Monday, January 26, 2009

Nearly two weeks

Almost finished the second week. A couple of workouts to go. At first, P90 Master seems a little easier than P90, but maybe that's because my form is crap and I don't really know the exercises. They definitely go faster, that's for sure. I didn't do Sculpt 3-4 like I said I might. I'll stick to 5-6. After all those squats in Pylo, the squats in 3-4 would be too much for my left knee, which is aching a little.
There is definitely more emphasis on core strength in these videos. My gut is sore, but already feels stronger. I sweat more than I did in P90, even though it feels like I'm doing less. It feels like I will be ready for P90X when the time comes in April sometime. I do worry that when the baby comes I'm going to work myself into the ground, but then I can go to bed around 10 every night instead of spending an hour watching TV. I'll be busy, but I'll be fit and healthy. I'll try waking up early in the morning next week, I think.

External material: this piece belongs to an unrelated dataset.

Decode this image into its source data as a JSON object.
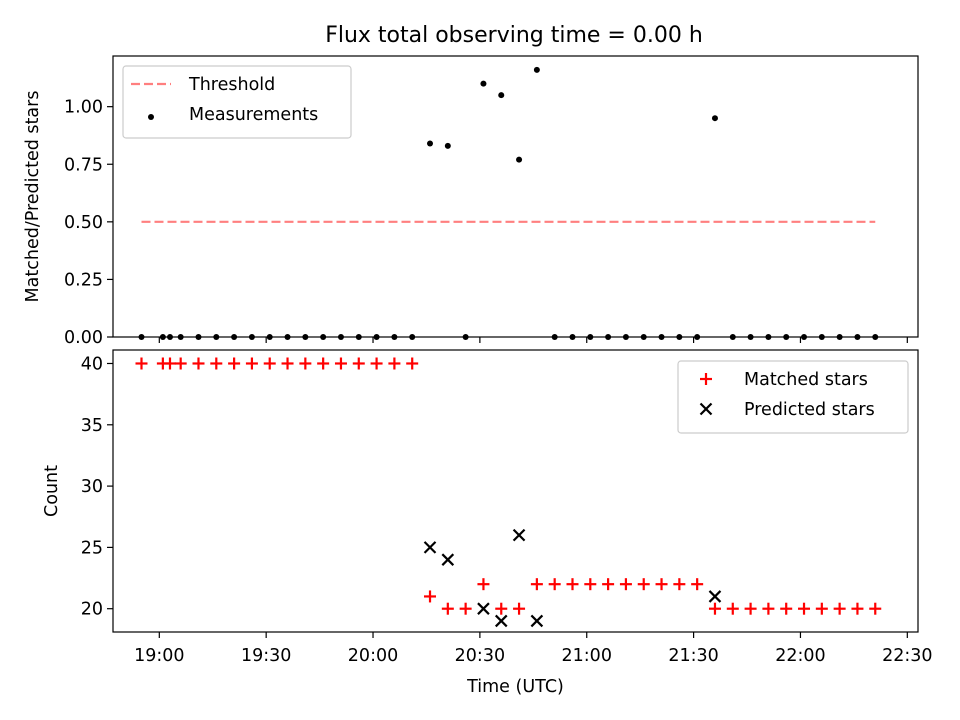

Since the first week of September, I've done a workout 6 times a week, except for two weeks off around Christmas. That's a lot, especially when for years prior to this I could only do a week or so before getting the CBFs (Couldn't Be Fuckeds). It's obviously a reaction to my mother's death in August. It's weird how the mind works. I do not think "I have to do this or I will die like mum" or "I'm going to make mum proud" or use her death as a motivation to do an extra pushup. I haven't thought that once. But if I look at my behavior objectively, this is how I'm dealing with it (or not dealing with it). But I don't really like the idea of "dealing" with something, because it implies that by some magical process in the mind of thinking about something logically, rationally, by making a story of it, then it is dealt with and done, like a homework assignment or something. What I'm doing is a response to mum's death, and I have control over what that response is. That's it. Mum's death doesn't have to be any more than that to me. It doesn’t have to damage me for it to be real to me. I don't have to try to put myself through something as traumatic as what happened to her to feel like I understand what happened. I lost my mother. That's enough, I think. Anyway, I'm not going to stop my fitness campaign because it is an obvious psychological mechanism. Actually, I wish I could apply it to more areas of my life, like Japanese study, which sucks. But mum didn't die because she couldn't speak Japanese. She died because her body betrayed her.
Speaking of Japanese, I found a word the other day. "辻斬り" Can you read that? "Tsujigiri" which combines the characters for "crossroad" and "slash", and it describes the act of "killing a passerby in order to test a new sword," which was banned around 1600. They needed a word for that?